The Oklahoma coaches have tried to temper expectations of the 5-foot-9, 186-pound defensive back, but even they find themselves getting caught up in the Bookie hysteria.
“He just doesn’t carry himself like a freshman,” Oklahoma coach Lincoln Riley said at the OU coaches Luncheon. “It’s a little difficult to describe. You can see it though. Some guys you can tell it’s going to take them a little time. Some guys feel like they’ve been here forever. He’s certainly got that feel.”
Bookie played his high school ball at Florida’s IMG Academy, where he earned numerous honors. As a 5-star recruit in the 2018 class, he had his pick of any program in the nation. However, he turned down offers from Alabama, Clemson, Florida State, Michigan and Ohio State to travel to the middle of the country and become a Sooner.
Even before Bookie became an early enrollee this past spring, he was one of the team’s biggest recruiters.
“He is a dynamic kid,” Riley said. “I am never quick to anoint guys that haven’t played yet. So, he’s got plenty to prove. But he has some unique skills. Just kind of as a person he is one of those guys who has been big for us in recruiting. He is almost like the pied piper a little bit. Everybody knows him from East Coast to West Coast. He’s just kind of got a way about him. It’s helped us in recruiting, but where it has really helped is I think him coming in, is just the respect of his teammates. Guys are already starting to gravitate toward him. So. I think you see a great potential to be one of best leaders we’ve had run through here I the last several years.”
Secondary coach and assistant defensive coordinator Kerry Cooks is the one who recruited Bookie and knows what type of persona he brings to the program.
“We have a lot of young guys we believe are going to be exceptional. They are going to have to go through that process and learning experience,” Cooks said. “But I will say there is one guy that everybody talks about and heard about. I even joked about with coach Riley throughout the recruiting process that he had more Twitter Followers than coach Riley.”
But what has his coaches and teammates the most excited is Bookie’s playmaking ability. According to co-offensive coordinator Cale Gundy, he has similar traits to a pair of Oklahoma alums who were known for causing havoc.
“Guys that have played here over the years that were really, really successful… Roy Williams and Tony Jefferson,” Gundy said. “Bookie is kind of that type of player. The difference with Bookie is he is small. But Bookie is a ballplayer and that is something. He is one of those guys where offensively you know where he is at all times. If Bookie is over there, you are better off not going over there. You are better off going somewhere else. Very talented guy. We’re all excited about him.”
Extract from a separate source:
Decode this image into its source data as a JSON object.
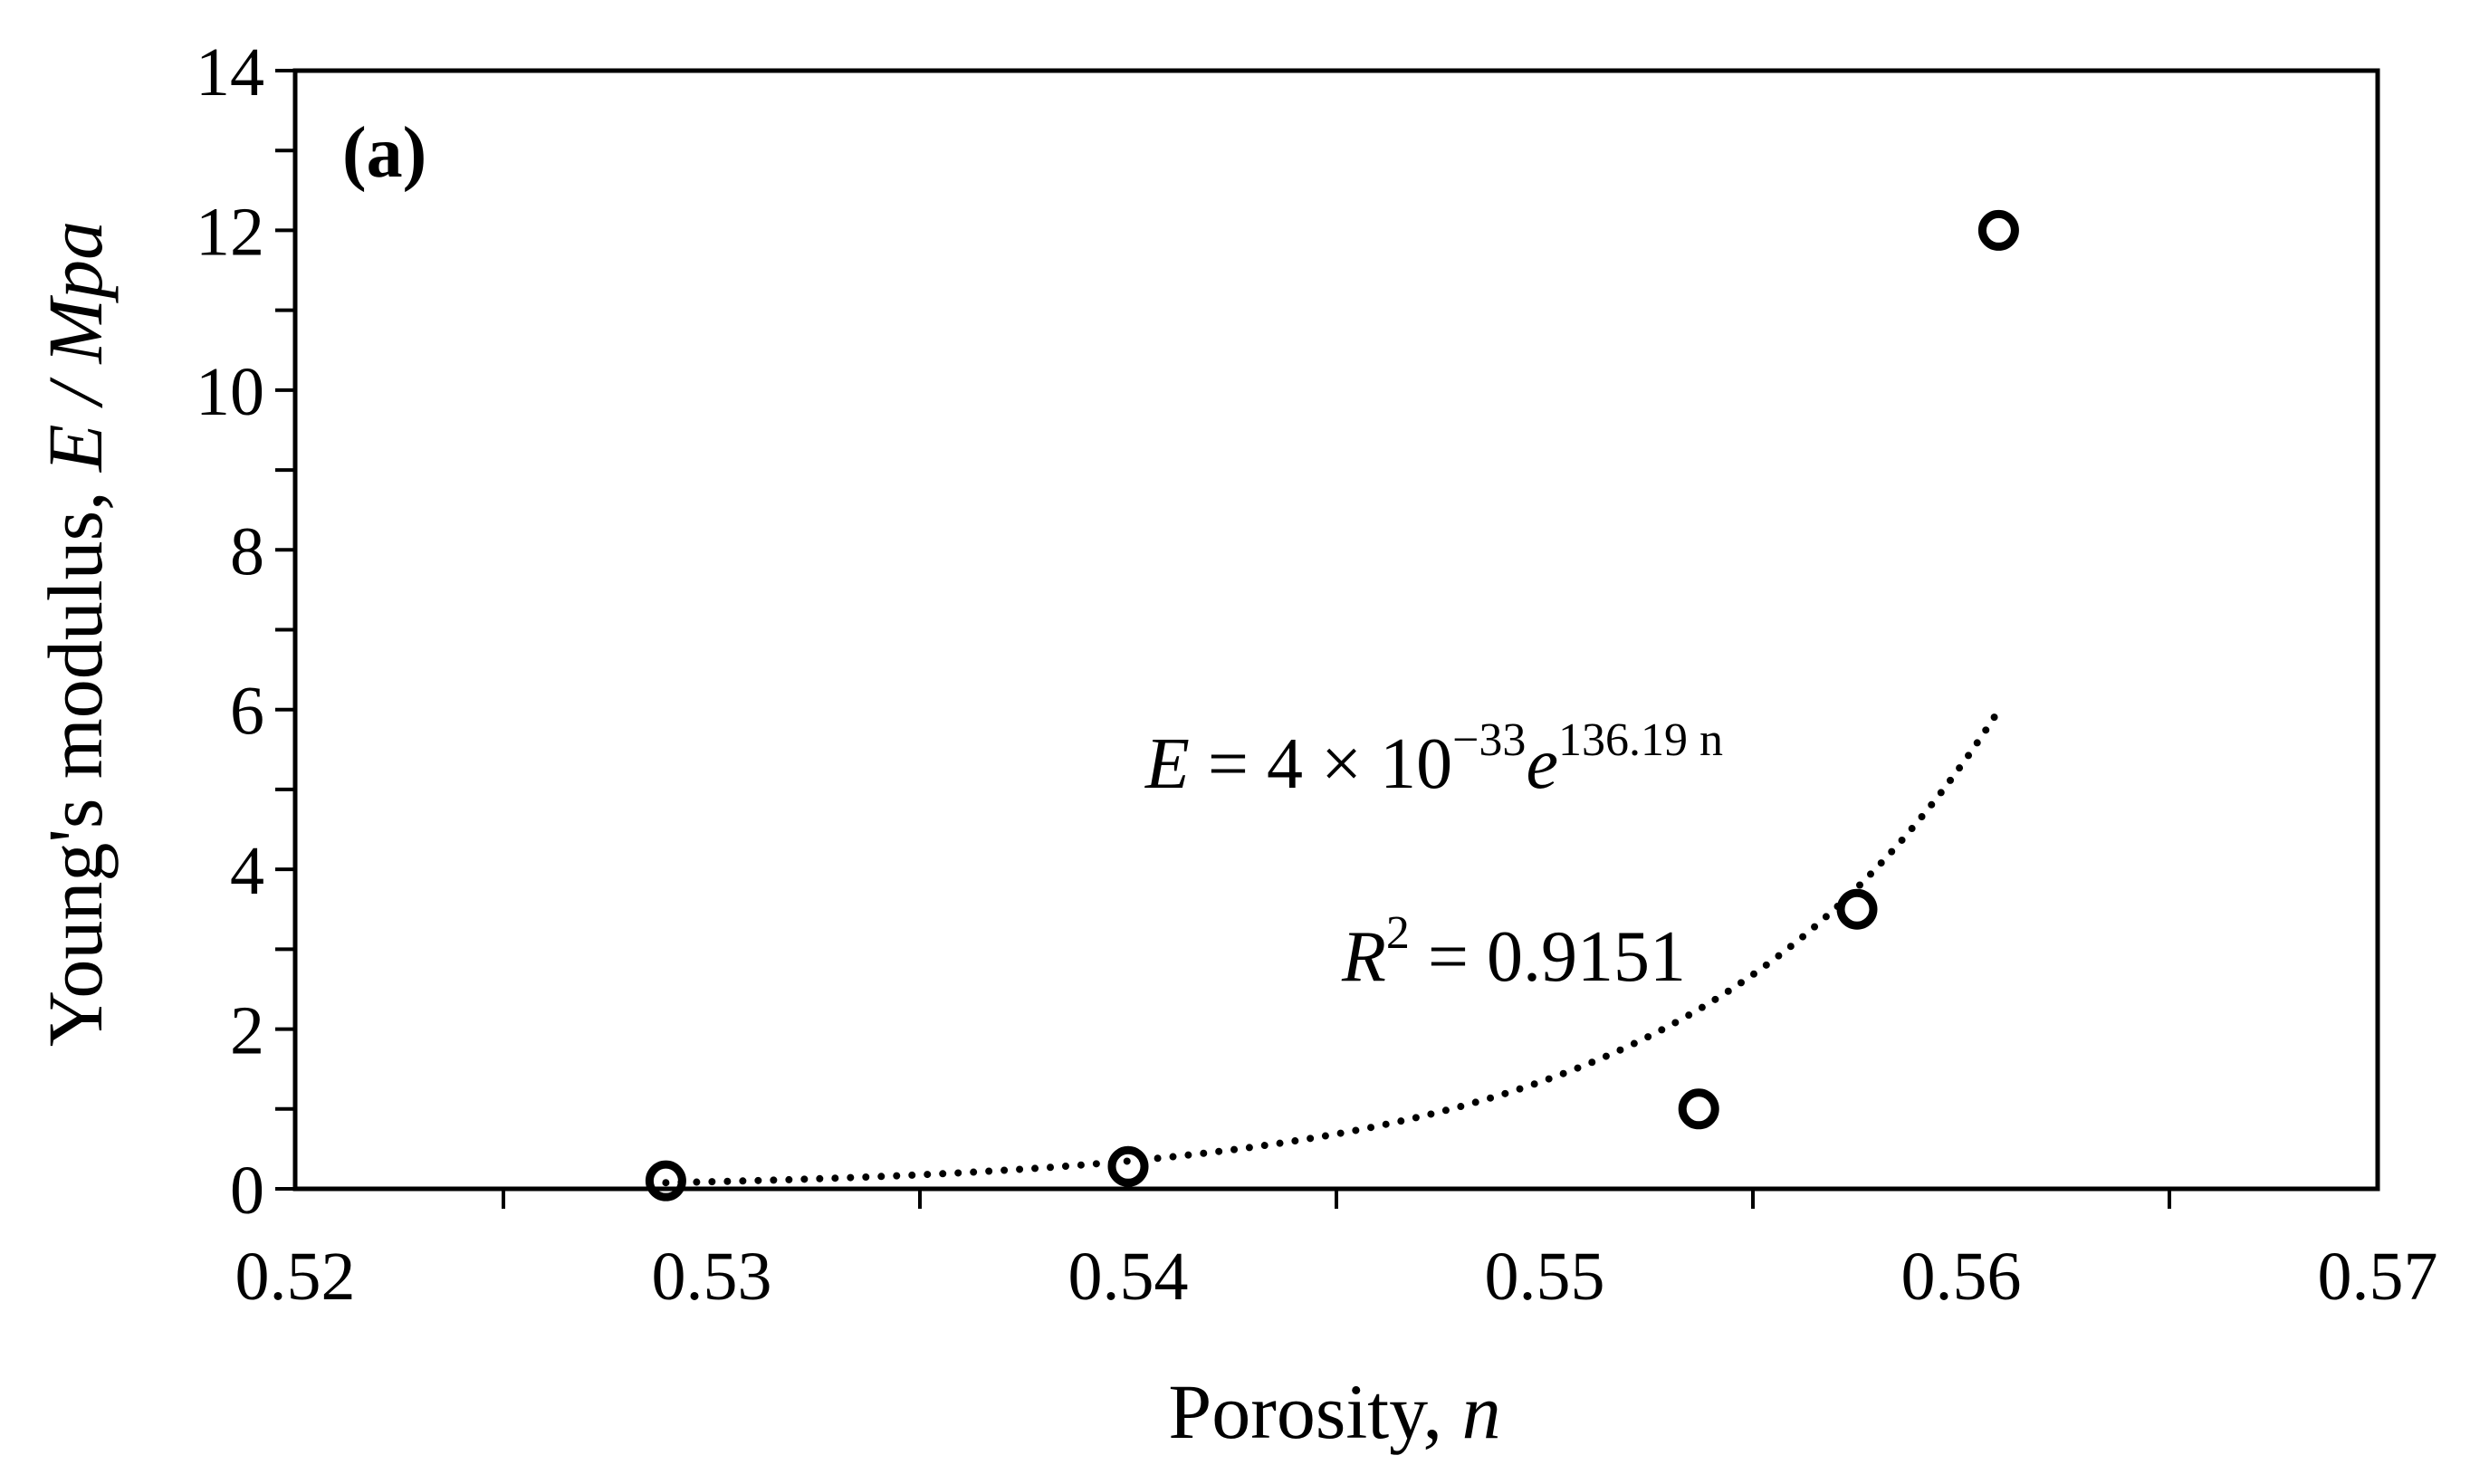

Even though Cooks said Bookie can play anywhere on the field, he sees him playing the nickel this season. With defensive coordinator Mike Stoops saying earlier in the week that OU would be playing more nickel this year, that means more opportunities for Bookie to be on the field.
Cooks and the OU coaching staff have nothing but high expectations for Bookie.
“I’ve been doing this for 17 years now, and I’ve coached several first round players. I am not putting this on him, I’m not saying he’s going to be a first-round NFL draft pick,” Cooks said. “But from those guys that I’ve coached that were first-round draft picks and still playing I the NFL today, for him to be a 17, 18-year-old man, he is far and away the most mature kid. He’s got great leadership, he’s got a great foundation at home. He is just a natural playmaker. That’s a lot to ask for a true freshman to come into a program like OU and expect those things. But that’s what he’s shown and we’re going to hold him accountable to that. I feel great about him being in our program.”